Le député national Laddy Yangotikala Senga est actuellement la cible de fortes pressions et menaces politiques de la part du procureur général près la cour de cassation et de quelques proches de VPM de l'intérieur Jacquemin Shabani, et dit craindre pour sa vie et celle de sa famille. Ces menaces font suite au dépôt, le 13 avril 2026, d’une motion de défiance contre le ministre de l'intérieur visant à le sanctionner pour l’insécurité persistante dans le pays.

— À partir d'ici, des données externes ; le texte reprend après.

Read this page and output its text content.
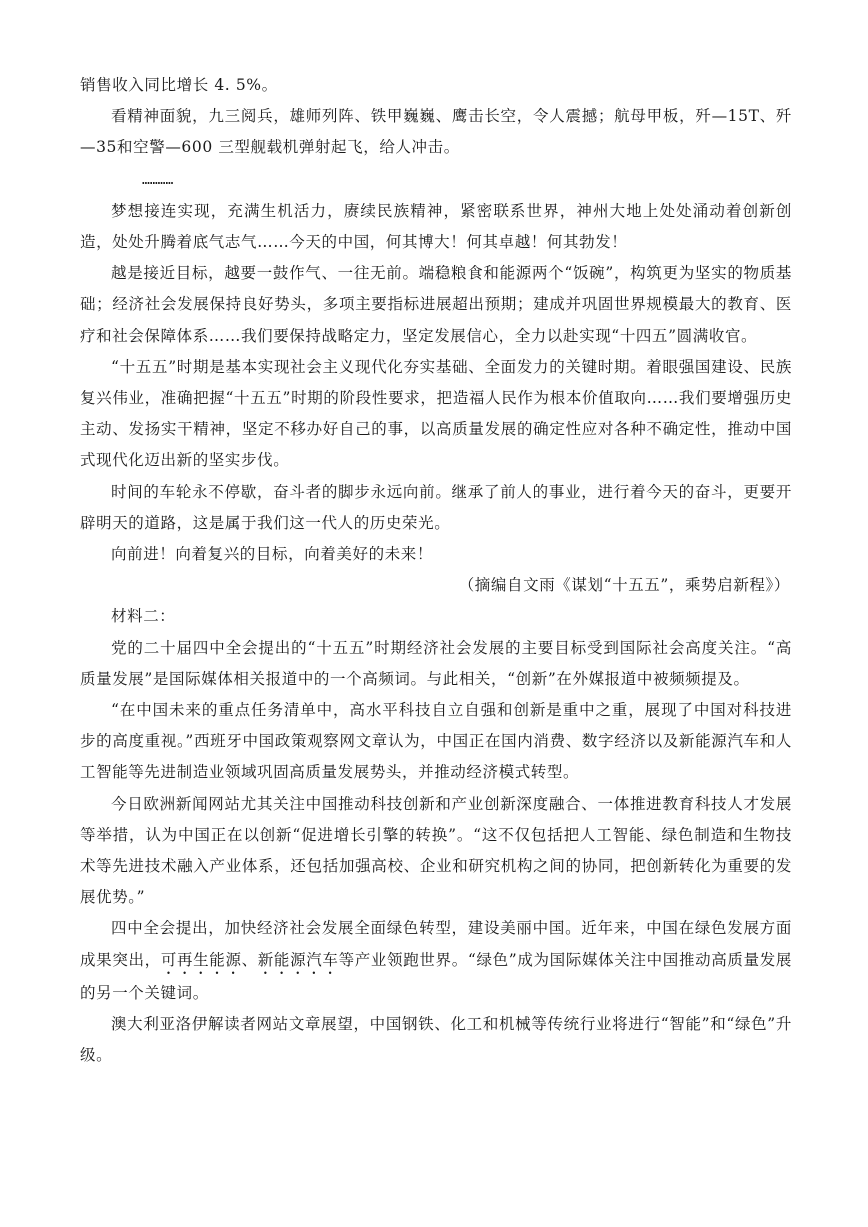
销售收入同比增长 4. 5%。

看精神面貌，九三阅兵，雄师列阵、铁甲巍巍、鹰击长空，令人震撼；航母甲板，歼—15T、歼—35和空警—600 三型舰载机弹射起飞，给人冲击。

…………

梦想接连实现，充满生机活力，赓续民族精神，紧密联系世界，神州大地上处处涌动着创新创造，处处升腾着底气志气……今天的中国，何其博大！何其卓越！何其勃发！

越是接近目标，越要一鼓作气、一往无前。端稳粮食和能源两个“饭碗”，构筑更为坚实的物质基础；经济社会发展保持良好势头，多项主要指标进展超出预期；建成并巩固世界规模最大的教育、医疗和社会保障体系……我们要保持战略定力，坚定发展信心，全力以赴实现“十四五”圆满收官。

“十五五”时期是基本实现社会主义现代化夯实基础、全面发力的关键时期。着眼强国建设、民族复兴伟业，准确把握“十五五”时期的阶段性要求，把造福人民作为根本价值取向……我们要增强历史主动、发扬实干精神，坚定不移办好自己的事，以高质量发展的确定性应对各种不确定性，推动中国式现代化迈出新的坚实步伐。

时间的车轮永不停歇，奋斗者的脚步永远向前。继承了前人的事业，进行着今天的奋斗，更要开辟明天的道路，这是属于我们这一代人的历史荣光。

向前进！向着复兴的目标，向着美好的未来！

（摘编自文雨《谋划“十五五”，乘势启新程》）

材料二：

党的二十届四中全会提出的“十五五”时期经济社会发展的主要目标受到国际社会高度关注。“高质量发展”是国际媒体相关报道中的一个高频词。与此相关，“创新”在外媒报道中被频频提及。

“在中国未来的重点任务清单中，高水平科技自立自强和创新是重中之重，展现了中国对科技进步的高度重视。”西班牙中国政策观察网文章认为，中国正在国内消费、数字经济以及新能源汽车和人工智能等先进制造业领域巩固高质量发展势头，并推动经济模式转型。

今日欧洲新闻网站尤其关注中国推动科技创新和产业创新深度融合、一体推进教育科技人才发展等举措，认为中国正在以创新“促进增长引擎的转换”。“这不仅包括把人工智能、绿色制造和生物技术等先进技术融入产业体系，还包括加强高校、企业和研究机构之间的协同，把创新转化为重要的发展优势。”

四中全会提出，加快经济社会发展全面绿色转型，建设美丽中国。近年来，中国在绿色发展方面成果突出，可再生能源、新能源汽车等产业领跑世界。“绿色”成为国际媒体关注中国推动高质量发展的另一个关键词。

澳大利亚洛伊解读者网站文章展望，中国钢铁、化工和机械等传统行业将进行“智能”和“绿色”升级。
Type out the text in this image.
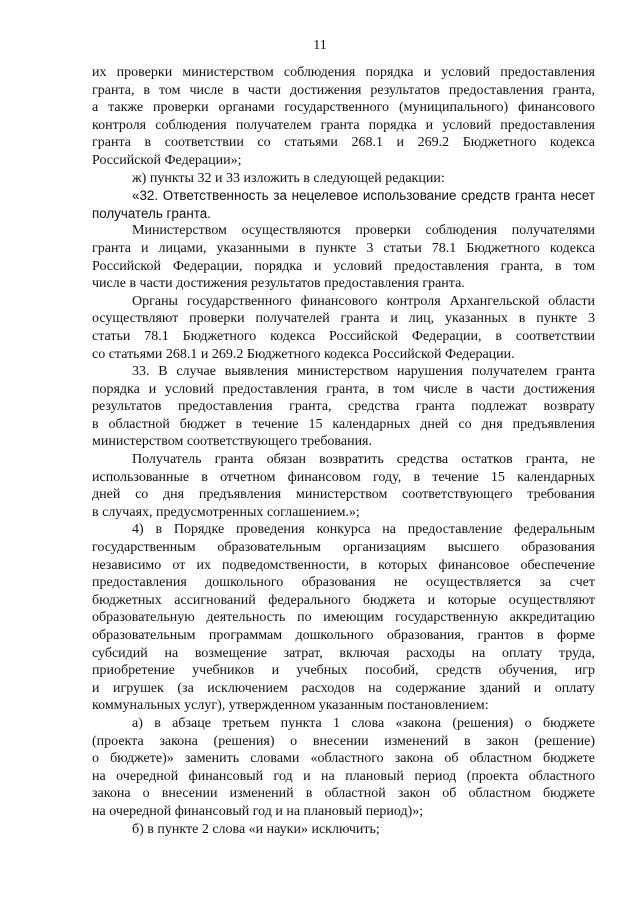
11
их проверки министерством соблюдения порядка и условий предоставления
гранта, в том числе в части достижения результатов предоставления гранта,
а также проверки органами государственного (муниципального) финансового
контроля соблюдения получателем гранта порядка и условий предоставления
гранта в соответствии со статьями 268.1 и 269.2 Бюджетного кодекса
Российской Федерации»;
ж) пункты 32 и 33 изложить в следующей редакции:
«32. Ответственность за нецелевое использование средств гранта несет
получатель гранта.
Министерством осуществляются проверки соблюдения получателями
гранта и лицами, указанными в пункте 3 статьи 78.1 Бюджетного кодекса
Российской Федерации, порядка и условий предоставления гранта, в том
числе в части достижения результатов предоставления гранта.
Органы государственного финансового контроля Архангельской области
осуществляют проверки получателей гранта и лиц, указанных в пункте 3
статьи 78.1 Бюджетного кодекса Российской Федерации, в соответствии
со статьями 268.1 и 269.2 Бюджетного кодекса Российской Федерации.
33. В случае выявления министерством нарушения получателем гранта
порядка и условий предоставления гранта, в том числе в части достижения
результатов предоставления гранта, средства гранта подлежат возврату
в областной бюджет в течение 15 календарных дней со дня предъявления
министерством соответствующего требования.
Получатель гранта обязан возвратить средства остатков гранта, не
использованные в отчетном финансовом году, в течение 15 календарных
дней со дня предъявления министерством соответствующего требования
в случаях, предусмотренных соглашением.»;
4) в Порядке проведения конкурса на предоставление федеральным
государственным образовательным организациям высшего образования
независимо от их подведомственности, в которых финансовое обеспечение
предоставления дошкольного образования не осуществляется за счет
бюджетных ассигнований федерального бюджета и которые осуществляют
образовательную деятельность по имеющим государственную аккредитацию
образовательным программам дошкольного образования, грантов в форме
субсидий на возмещение затрат, включая расходы на оплату труда,
приобретение учебников и учебных пособий, средств обучения, игр
и игрушек (за исключением расходов на содержание зданий и оплату
коммунальных услуг), утвержденном указанным постановлением:
а) в абзаце третьем пункта 1 слова «закона (решения) о бюджете
(проекта закона (решения) о внесении изменений в закон (решение)
о бюджете)» заменить словами «областного закона об областном бюджете
на очередной финансовый год и на плановый период (проекта областного
закона о внесении изменений в областной закон об областном бюджете
на очередной финансовый год и на плановый период)»;
б) в пункте 2 слова «и науки» исключить;
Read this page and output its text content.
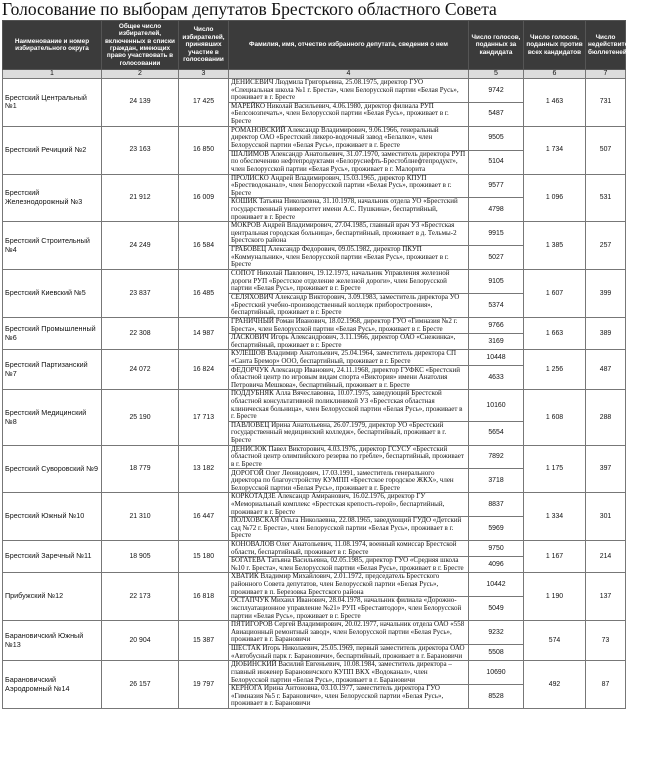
Голосование по выборам депутатов Брестского областного Совета
Наименование и номер избирательного округа	Общее число избирателей, включенных в списки граждан, имеющих право участвовать в голосовании	Число избирателей, принявших участие в голосовании	Фамилия, имя, отчество избранного депутата, сведения о нем	Число голосов, поданных за кандидата	Число голосов, поданных против всех кандидатов	Число недействительных бюллетеней
1	2	3	4	5	6	7
Брестский Центральный №1	24 139	17 425	ДЕНИСЕВИЧ Людмила Григорьевна, 25.08.1975, директор ГУО «Специальная школа №1 г. Бреста», член Белорусской партии «Белая Русь», проживает в г. Бресте	9742	1 463	731
			МАРЕЙКО Николай Васильевич, 4.06.1980, директор филиала РУП «Белсоюзпечать», член Белорусской партии «Белая Русь», проживает в г. Бресте	5487		
Брестский Речицкий №2	23 163	16 850	РОМАНОВСКИЙ Александр Владимирович, 9.06.1966, генеральный директор ОАО «Брестский ликеро-водочный завод «Белалко», член Белорусской партии «Белая Русь», проживает в г. Бресте	9505	1 734	507
			ШАЛИМОВ Александр Анатольевич, 31.07.1970, заместитель директора РУП по обеспечению нефтепродуктами «Белоруснефть-Брестоблнефтепродукт», член Белорусской партии «Белая Русь», проживает в г. Малорита	5104		
Брестский Железнодорожный №3	21 912	16 009	ПРОЛИСКО Андрей Владимирович, 15.03.1965, директор КПУП «Брестводоканал», член Белорусской партии «Белая Русь», проживает в г. Бресте	9577	1 096	531
			КОШИК Татьяна Николаевна, 31.10.1978, начальник отдела УО «Брестский государственный университет имени А.С. Пушкина», беспартийный, проживает в г. Бресте	4798		
Брестский Строительный №4	24 249	16 584	МОКРОВ Андрей Владимирович, 27.04.1985, главный врач УЗ «Брестская центральная городская больница», беспартийный, проживает в д. Тельмы-2 Брестского района	9915	1 385	257
			ГРАБОВЕЦ Александр Федорович, 09.05.1982, директор ПКУП «Коммунальник», член Белорусской партии «Белая Русь», проживает в г. Бресте	5027		
Брестский Киевский №5	23 837	16 485	СОПОТ Николай Павлович, 19.12.1973, начальник Управления железной дороги РУП «Брестское отделение железной дороги», член Белорусской партии «Белая Русь», проживает в г. Бресте	9105	1 607	399
			СЕЛЯХОВИЧ Александр Викторович, 3.09.1983, заместитель директора УО «Брестский учебно-производственный колледж приборостроения», беспартийный, проживает в г. Бресте	5374		
Брестский Промышленный №6	22 308	14 987	ГРАНИЧНЫЙ Роман Иванович, 18.02.1968, директор ГУО «Гимназия №2 г. Бреста», член Белорусской партии «Белая Русь», проживает в г. Бресте	9766	1 663	389
			ЛАСКОВИЧ Игорь Александрович, 3.11.1966, директор ОАО «Снежинка», беспартийный, проживает в г. Бресте	3169		
Брестский Партизанский №7	24 072	16 824	КУЛЕШОВ Владимир Анатольевич, 25.04.1964, заместитель директора СП «Санта Бремор» ООО, беспартийный, проживает в г. Бресте	10448	1 256	487
			ФЕДОРЧУК Александр Иванович, 24.11.1968, директор ГУФКС «Брестский областной центр по игровым видам спорта «Виктория» имени Анатолия Петровича Мешкова», беспартийный, проживает в г. Бресте	4633		
Брестский Медицинский №8	25 190	17 713	ПОДДУБНЯК Алла Вячеславовна, 10.07.1975, заведующий Брестской областной консультативной поликлиникой УЗ «Брестская областная клиническая больница», член Белорусской партии «Белая Русь», проживает в г. Бресте	10160	1 608	288
			ПАВЛОВЕЦ Ирина Анатольевна, 26.07.1979, директор УО «Брестский государственный медицинский колледж», беспартийный, проживает в г. Бресте	5654		
Брестский Суворовский №9	18 779	13 182	ДЕНИСЮК Павел Викторович, 4.03.1976, директор ГСУСУ «Брестский областной центр олимпийского резерва по гребле», беспартийный, проживает в г. Бресте	7892	1 175	397
			ДОРОГОЙ Олег Леонидович, 17.03.1991, заместитель генерального директора по благоустройству КУМПП «Брестское городское ЖКХ», член Белорусской партии «Белая Русь», проживает в г. Бресте	3718		
Брестский Южный №10	21 310	16 447	КОРКОТАДЗЕ Александр Амиранович, 16.02.1976, директор ГУ «Мемориальный комплекс «Брестская крепость-герой», беспартийный, проживает в г. Бресте	8837	1 334	301
			ПОЛХОВСКАЯ Ольга Николаевна, 22.08.1965, заведующий ГУДО «Детский сад №72 г. Бреста», член Белорусской партии «Белая Русь», проживает в г. Бресте	5969		
Брестский Заречный №11	18 905	15 180	КОНОВАЛОВ Олег Анатольевич, 11.08.1974, военный комиссар Брестской области, беспартийный, проживает в г. Бресте	9750	1 167	214
			БОГАТЕВА Татьяна Васильевна, 02.05.1985, директор ГУО «Средняя школа №10 г. Бреста», член Белорусской партии «Белая Русь», проживает в г. Бресте	4096		
Прибужский №12	22 173	16 818	ХВАТИК Владимир Михайлович, 2.01.1972, председатель Брестского районного Совета депутатов, член Белорусской партии «Белая Русь», проживает в п. Березовка Брестского района	10442	1 190	137
			ОСТАПЧУК Михаил Иванович, 28.04.1978, начальник филиала «Дорожно-эксплуатационное управление №21» РУП «Бреставтодор», член Белорусской партии «Белая Русь», проживает в г. Бресте	5049		
Барановичский Южный №13	20 904	15 387	ПЯТИГОРОВ Сергей Владимирович, 20.02.1977, начальник отдела ОАО «558 Авиационный ремонтный завод», член Белорусской партии «Белая Русь», проживает в г. Барановичи	9232	574	73
			ШЕСТАК Игорь Николаевич, 25.05.1969, первый заместитель директора ОАО «Автобусный парк г. Барановичи», беспартийный, проживает в г. Барановичи	5508		
Барановичский Аэродромный №14	26 157	19 797	ДЮБИНСКИЙ Василий Евгеньевич, 10.08.1984, заместитель директора – главный инженер Барановичского КУПП ВКХ «Водоканал», член Белорусской партии «Белая Русь», проживает в г. Барановичи	10690	492	87
			КЕРНОГА Ирина Антоновна, 03.10.1977, заместитель директора ГУО «Гимназия №5 г. Барановичи», член Белорусской партии «Белая Русь», проживает в г. Барановичи	8528		
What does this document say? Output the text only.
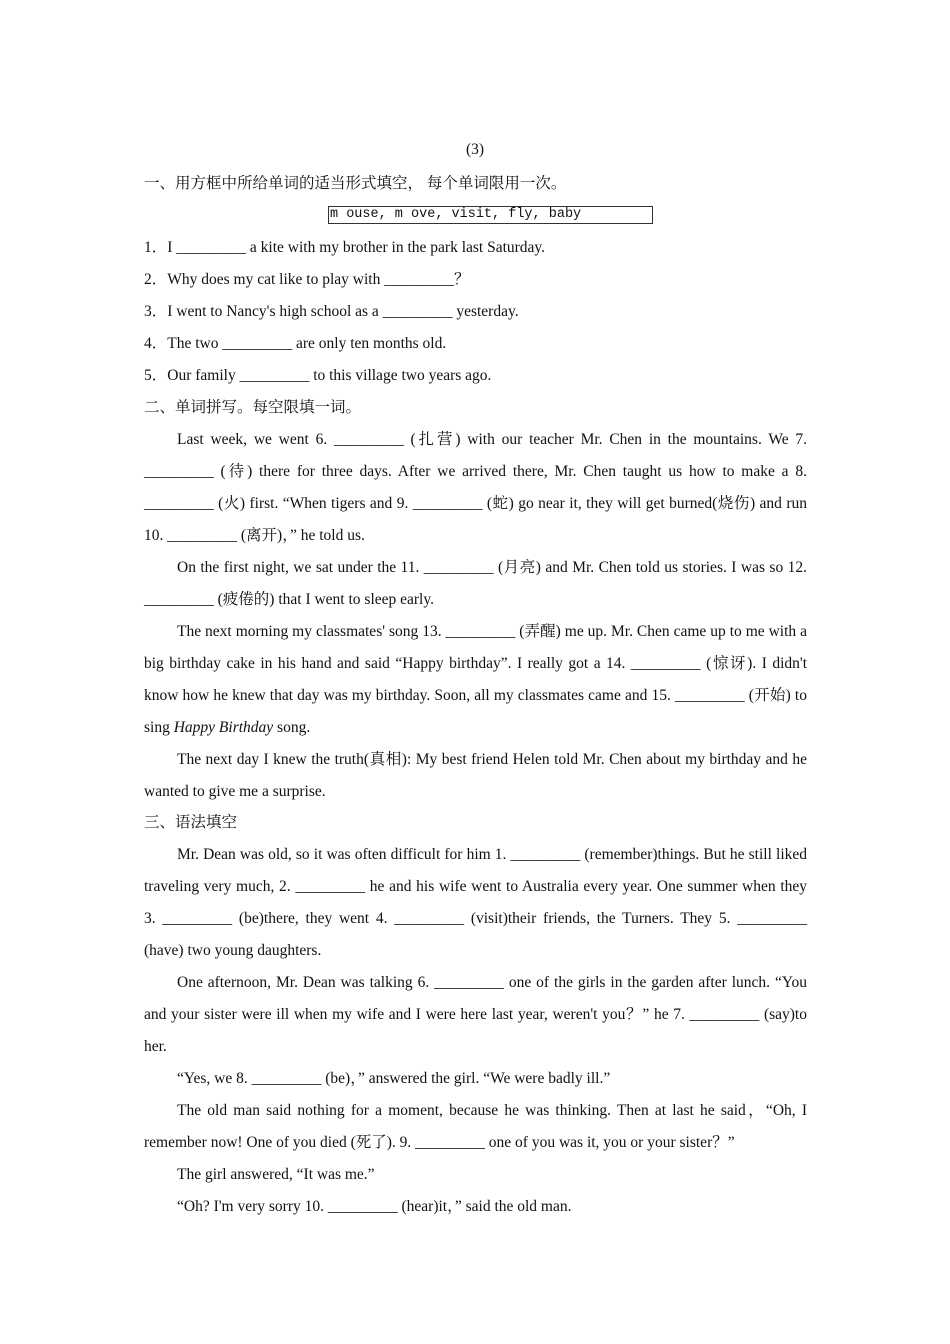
(3)
一、用方框中所给单词的适当形式填空， 每个单词限用一次。
m ouse, m ove, visit, fly, baby
1．I _________ a kite with my brother in the park last Saturday.
2．Why does my cat like to play with _________？
3．I went to Nancy's high school as a _________ yesterday.
4．The two _________ are only ten months old.
5．Our family _________ to this village two years ago.
二、单词拼写。每空限填一词。
Last week, we went 6. _________ (扎营) with our teacher Mr. Chen in the mountains. We 7. _________ (待) there for three days. After we arrived there, Mr. Chen taught us how to make a 8. _________ (火) first. “When tigers and 9. _________ (蛇) go near it, they will get burned(烧伤) and run 10. _________ (离开)，” he told us.
On the first night, we sat under the 11. _________ (月亮) and Mr. Chen told us stories. I was so 12. _________ (疲倦的) that I went to sleep early.
The next morning my classmates' song 13. _________ (弄醒) me up. Mr. Chen came up to me with a big birthday cake in his hand and said “Happy birthday”. I really got a 14. _________ (惊讶). I didn't know how he knew that day was my birthday. Soon, all my classmates came and 15. _________ (开始) to sing Happy Birthday song.
The next day I knew the truth(真相): My best friend Helen told Mr. Chen about my birthday and he wanted to give me a surprise.
三、语法填空
Mr. Dean was old, so it was often difficult for him 1. _________ (remember)things. But he still liked traveling very much, 2. _________ he and his wife went to Australia every year. One summer when they 3. _________ (be)there, they went 4. _________ (visit)their friends, the Turners. They 5. _________ (have) two young daughters.
One afternoon, Mr. Dean was talking 6. _________ one of the girls in the garden after lunch. “You and your sister were ill when my wife and I were here last year, weren't you？” he 7. _________ (say)to her.
“Yes, we 8. _________ (be)，” answered the girl. “We were badly ill.”
The old man said nothing for a moment, because he was thinking. Then at last he said，“Oh, I remember now! One of you died (死了). 9. _________ one of you was it, you or your sister？”
The girl answered, “It was me.”
“Oh? I'm very sorry 10. _________ (hear)it，” said the old man.
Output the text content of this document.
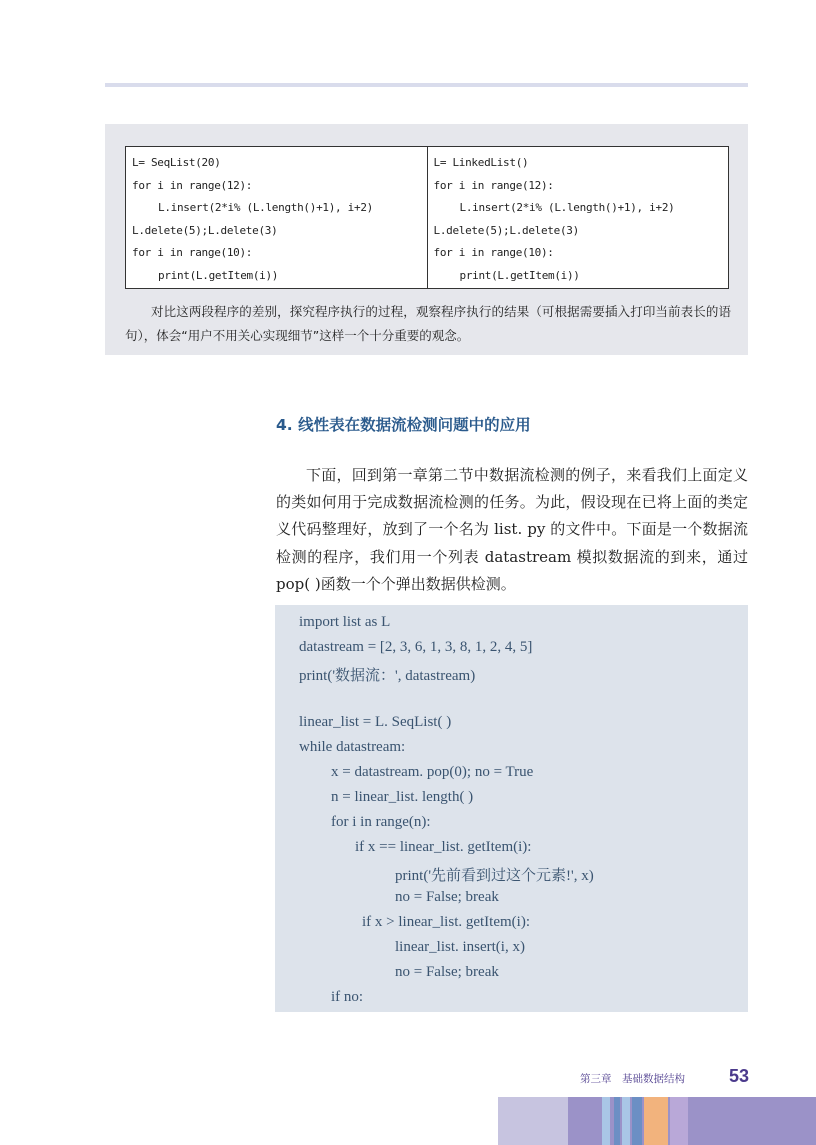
L= SeqList(20)
for i in range(12):
L.insert(2*i% (L.length()+1), i+2)
L.delete(5);L.delete(3)
for i in range(10):
print(L.getItem(i))
L= LinkedList()
for i in range(12):
L.insert(2*i% (L.length()+1), i+2)
L.delete(5);L.delete(3)
for i in range(10):
print(L.getItem(i))
对比这两段程序的差别，探究程序执行的过程，观察程序执行的结果（可根据需要插入打印当前表长的语句），体会“用户不用关心实现细节”这样一个十分重要的观念。
4. 线性表在数据流检测问题中的应用
下面，回到第一章第二节中数据流检测的例子，来看我们上面定义的类如何用于完成数据流检测的任务。为此，假设现在已将上面的类定义代码整理好，放到了一个名为 list. py 的文件中。下面是一个数据流检测的程序，我们用一个列表 datastream 模拟数据流的到来，通过 pop( )函数一个个弹出数据供检测。
import list as L
datastream = [2, 3, 6, 1, 3, 8, 1, 2, 4, 5]
print('数据流：', datastream)
linear_list = L. SeqList( )
while datastream:
x = datastream. pop(0); no = True
n = linear_list. length( )
for i in range(n):
if x == linear_list. getItem(i):
print('先前看到过这个元素!', x)
no = False; break
if x > linear_list. getItem(i):
linear_list. insert(i, x)
no = False; break
if no:
第三章　基础数据结构 53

« J’ai initié une motion de défiance dans le respect de la loi. C’est mon devoir de député : contrôler le gouvernement, pas me taire devant les dérives », a déclaré Lady Yangotikala.
Initiateur de la motion avec plus de 50 signatures, Laddy Yangotikala a déclaré subir d’intenses pressions, permettant aux autres députés signataires de la pétition à se retirer par pressions.
« Aujourd’hui, certains répondent par les plaintes et les pressions. Quand on fuit le débat, on choisit l’intimidation. Quand on manque d’arguments, on attaque celui qui parle », a-t-il ajouté.
Malgré les intimidations, le report sine die des séances plénières et le retrait de signatures par certains députés de l'AFDC-A, Laddy Yangotikala maintient sa démarche et affirme ne pas avoir retiré sa motion.
« Je ne céderai pas. Mon mandat vient du peuple, pas des menaces. Le Congo a besoin d’élus debout, pas de députés couchés. On ira jusqu'au bout », a-t-il renchéri.
L’élu de Kisangani a été exclu de son regroupement politique, l’Alliance des Bâtisseurs (AB), proche de Sama Lukonde, et a démissionné de ses fonctions de président ai de son parti, l’AVRP, suite à cette démarche.